Giants coach Tom Coughlin and quarterback Eli Manning were right in trying to turn the page the day after last Sunday’s devastating collapse against Philadelphia. Sure, the Eagles made like an iceberg and busted a hole in the bottom of the Giants’ ship, but this doesn’t mean it has to sink like the Titanic.
The Giants have a golden opportunity, thanks to their hard-earned 9-5 record – go on the road and beat the Green Bay Packers to make the playoffs. Anything less and Coughlin’s team is greasing the skids to the end of its season, giving the Packers a second chance to punch a fatal hole into the Giants’ underbelly the following weekend.
So how well will the Giants respond? The only evidence we have to go on with this group is that they’ve twice lost back-to-back games, putting their season on the verge of slipping away. And this is no exaggeration – the playoff picture indicates a 10-win team may be left out of the NFC playoffs – a three-game skid in either instance may already have taken the Giants’ postseason hopes out of their hands. But in both cases, the Giants stood tall and bailed out the water against quality opponents – with physical victories over Chicago, first, and then Jacksonville (with a dramatic second-half comeback).
The Giants are saying they can make this right, just as they did before. Here are three matchups that likely will determine if they are able to get it done:
1. Giants RBs Brandon Jacobs and Ahmad Bradshaw vs. Packers OLBs Clay Matthews and Frank Zombo. This is no secret – the Giants must run the ball, if not to take command, then to put away the game (and this is one of the overlooked reasons they failed to finish off the Eagles). The Giants have rank 5th in the NFL in rushing (145 ypg) and it’s no coincidence that they failed to run for no more than 120 yards in each of their five losses.
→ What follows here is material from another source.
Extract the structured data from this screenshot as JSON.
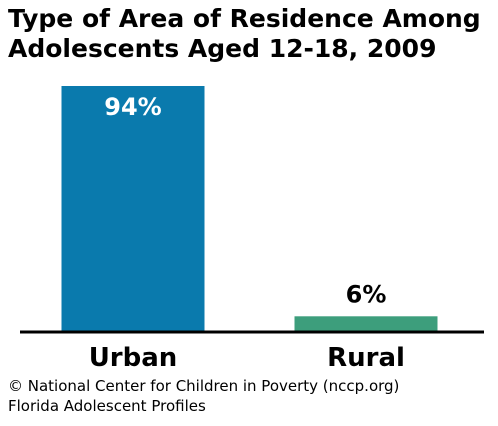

The Packers are tied for 19th against the rush (117 ypg), primarily because they can be run at off the edges, where teams are averaging 5 yards per carry. Their outside linebackers often blitz and constantly try to get upfield in pass-rush mode out of their 3-4 scheme and the corners play a lot of man coverage, which reduces their ability in run support. Although Bradshaw has more “quicks” than Jacobs, don’t underestimate Jacobs’ ability to head to the races off tackle – they need to combine for at least 150 yards in this one for the Giants to win. Zombo has been limited by a sore knee, which would put Erik Walden in the lineup.
2. Packers QB Aaron Rodgers vs. Giants’ secondary. Rodgers has been cleared to play following his second concussion of the season, although backup Matt Flynn fired three TD passes in the loss to New England. Rodgers operates one of the NFL’s most diverse passing attacks – the Packers have four players with at least 40 receptions – so it forces opponents to do plenty of heavy film work to determine the keys of this West Coast-style approach. Rodgers does not make many mistakes. He completed at least 70 percent of his throws in each of his past four games. Over his last six appearances, he’s thrown 11 touchdown passes with only one interception.
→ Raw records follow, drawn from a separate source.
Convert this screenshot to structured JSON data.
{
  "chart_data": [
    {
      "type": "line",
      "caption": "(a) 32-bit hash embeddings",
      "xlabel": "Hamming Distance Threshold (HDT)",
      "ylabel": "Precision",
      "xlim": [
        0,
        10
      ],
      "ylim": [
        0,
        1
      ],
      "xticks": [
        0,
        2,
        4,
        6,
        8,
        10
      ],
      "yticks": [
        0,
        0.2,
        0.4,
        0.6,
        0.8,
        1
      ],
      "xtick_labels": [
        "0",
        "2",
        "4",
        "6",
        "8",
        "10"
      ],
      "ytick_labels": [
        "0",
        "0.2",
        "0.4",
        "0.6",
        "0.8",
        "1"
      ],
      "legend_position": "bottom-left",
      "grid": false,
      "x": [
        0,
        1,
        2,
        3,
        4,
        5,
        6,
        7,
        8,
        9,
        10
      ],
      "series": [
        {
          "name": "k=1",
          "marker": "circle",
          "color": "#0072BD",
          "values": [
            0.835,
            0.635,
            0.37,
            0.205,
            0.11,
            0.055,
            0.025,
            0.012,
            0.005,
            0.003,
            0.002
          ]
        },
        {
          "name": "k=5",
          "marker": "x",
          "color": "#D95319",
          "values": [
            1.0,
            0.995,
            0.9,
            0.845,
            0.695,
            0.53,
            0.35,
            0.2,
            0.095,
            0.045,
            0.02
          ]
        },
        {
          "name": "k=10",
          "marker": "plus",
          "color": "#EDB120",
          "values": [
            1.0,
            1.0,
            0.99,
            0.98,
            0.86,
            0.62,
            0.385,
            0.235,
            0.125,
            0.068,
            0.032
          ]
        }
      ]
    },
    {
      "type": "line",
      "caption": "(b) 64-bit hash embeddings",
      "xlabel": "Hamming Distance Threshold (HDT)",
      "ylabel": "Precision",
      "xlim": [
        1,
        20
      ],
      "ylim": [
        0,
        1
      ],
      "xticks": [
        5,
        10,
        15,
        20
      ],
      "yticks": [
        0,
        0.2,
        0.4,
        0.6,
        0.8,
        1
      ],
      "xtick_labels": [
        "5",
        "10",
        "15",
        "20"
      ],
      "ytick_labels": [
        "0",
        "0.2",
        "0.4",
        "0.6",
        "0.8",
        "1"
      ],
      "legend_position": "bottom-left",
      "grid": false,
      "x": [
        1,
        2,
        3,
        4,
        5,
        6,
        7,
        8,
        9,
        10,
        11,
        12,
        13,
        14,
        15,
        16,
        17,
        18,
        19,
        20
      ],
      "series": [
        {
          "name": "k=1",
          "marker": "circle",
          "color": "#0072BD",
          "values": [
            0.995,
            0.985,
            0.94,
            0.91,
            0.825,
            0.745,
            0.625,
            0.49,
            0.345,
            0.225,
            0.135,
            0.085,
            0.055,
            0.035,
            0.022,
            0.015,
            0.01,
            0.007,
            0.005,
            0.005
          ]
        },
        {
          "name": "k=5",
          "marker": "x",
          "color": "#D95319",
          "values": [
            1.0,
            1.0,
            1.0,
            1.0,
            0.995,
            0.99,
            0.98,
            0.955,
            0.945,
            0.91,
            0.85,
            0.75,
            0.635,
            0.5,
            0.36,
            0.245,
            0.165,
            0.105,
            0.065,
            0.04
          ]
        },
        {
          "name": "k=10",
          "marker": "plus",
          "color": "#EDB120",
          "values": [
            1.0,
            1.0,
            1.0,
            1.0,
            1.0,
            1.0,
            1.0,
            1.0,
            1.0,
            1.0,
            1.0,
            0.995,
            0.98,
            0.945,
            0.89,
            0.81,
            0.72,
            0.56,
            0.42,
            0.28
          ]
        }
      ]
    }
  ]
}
The low turnover total contradicts Rodgers’ habit of locking onto his first target, perhaps because of his accuracy. Greg Jennings (who has three 100-yard games in the past month) has caught 11 of his Rodgers’ 23 scoring strikes and watch for the deep ball down the right sideline – the Packers rank fourth in the NFL with 44 such attempts. The Giants’ secondary needs to make Rodgers pay for any errant throws with an interception.
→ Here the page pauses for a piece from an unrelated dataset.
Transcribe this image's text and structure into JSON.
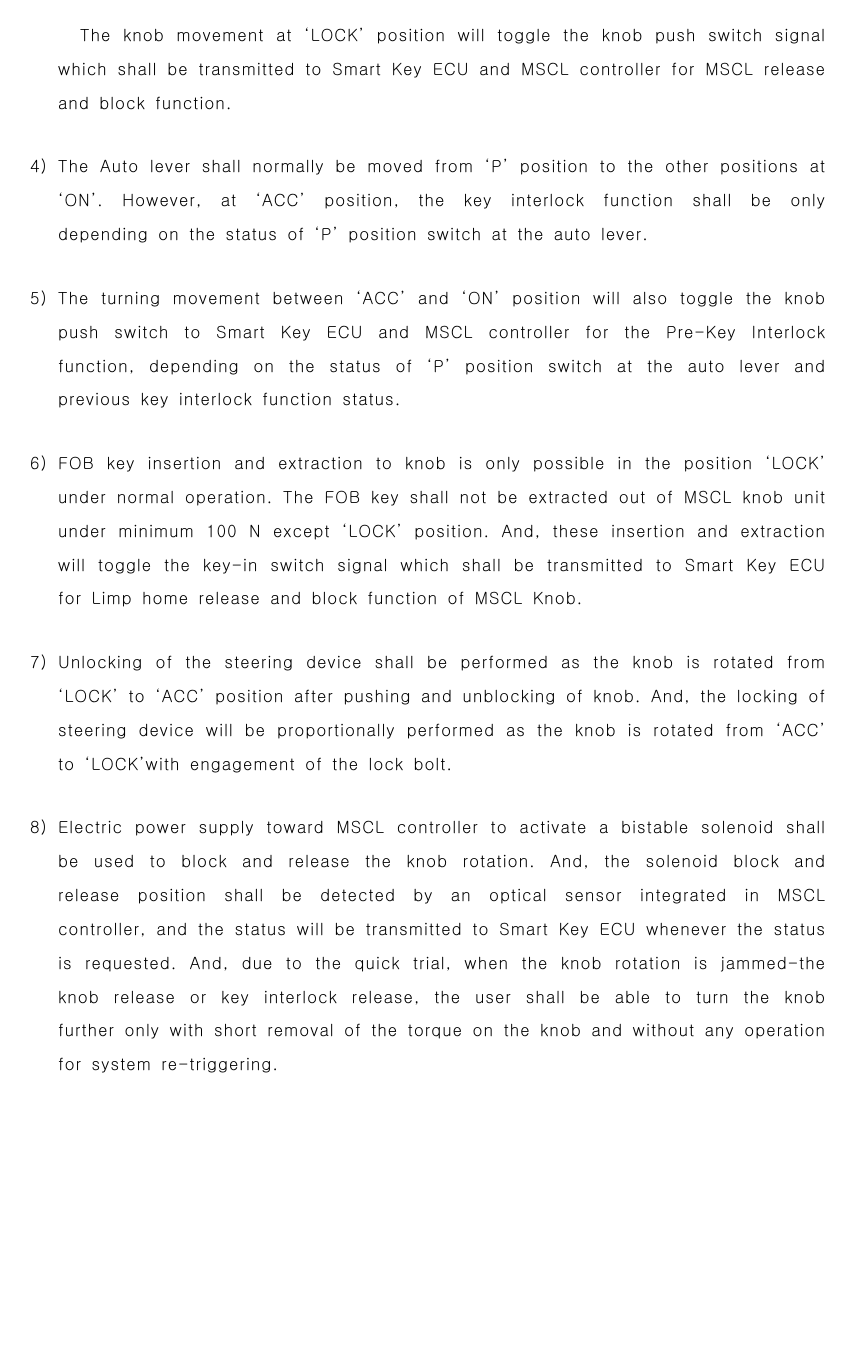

3. Giants P Matt Dodge vs. Packers’ punt-block unit. There is no way to know how the inconsistent rookie will react to the pressure of this game, especially since he said he’s never punted in the sub-20 degree weather that’s expected in Green Bay. PK Lawrence Tynes revealed he received a deep black bruise on his kicking foot from when he booted the Giants to an overtime victory at Lambeau in the 2007 NFC Championship game. The ball will be slick, hard and will react differently than what he’s accustomed to – and you have to think the Packers will be rushing hard to try to rattle him.
The only thing the Giants have come to expect from Dodge is the unexpected – he’s logged stats in the categories of fumbles, blocks and punts returned for touchdowns. Dodge needs to take these worries out of the game so that it may be decided from scrimmage rather than on a fluke play from the special teams.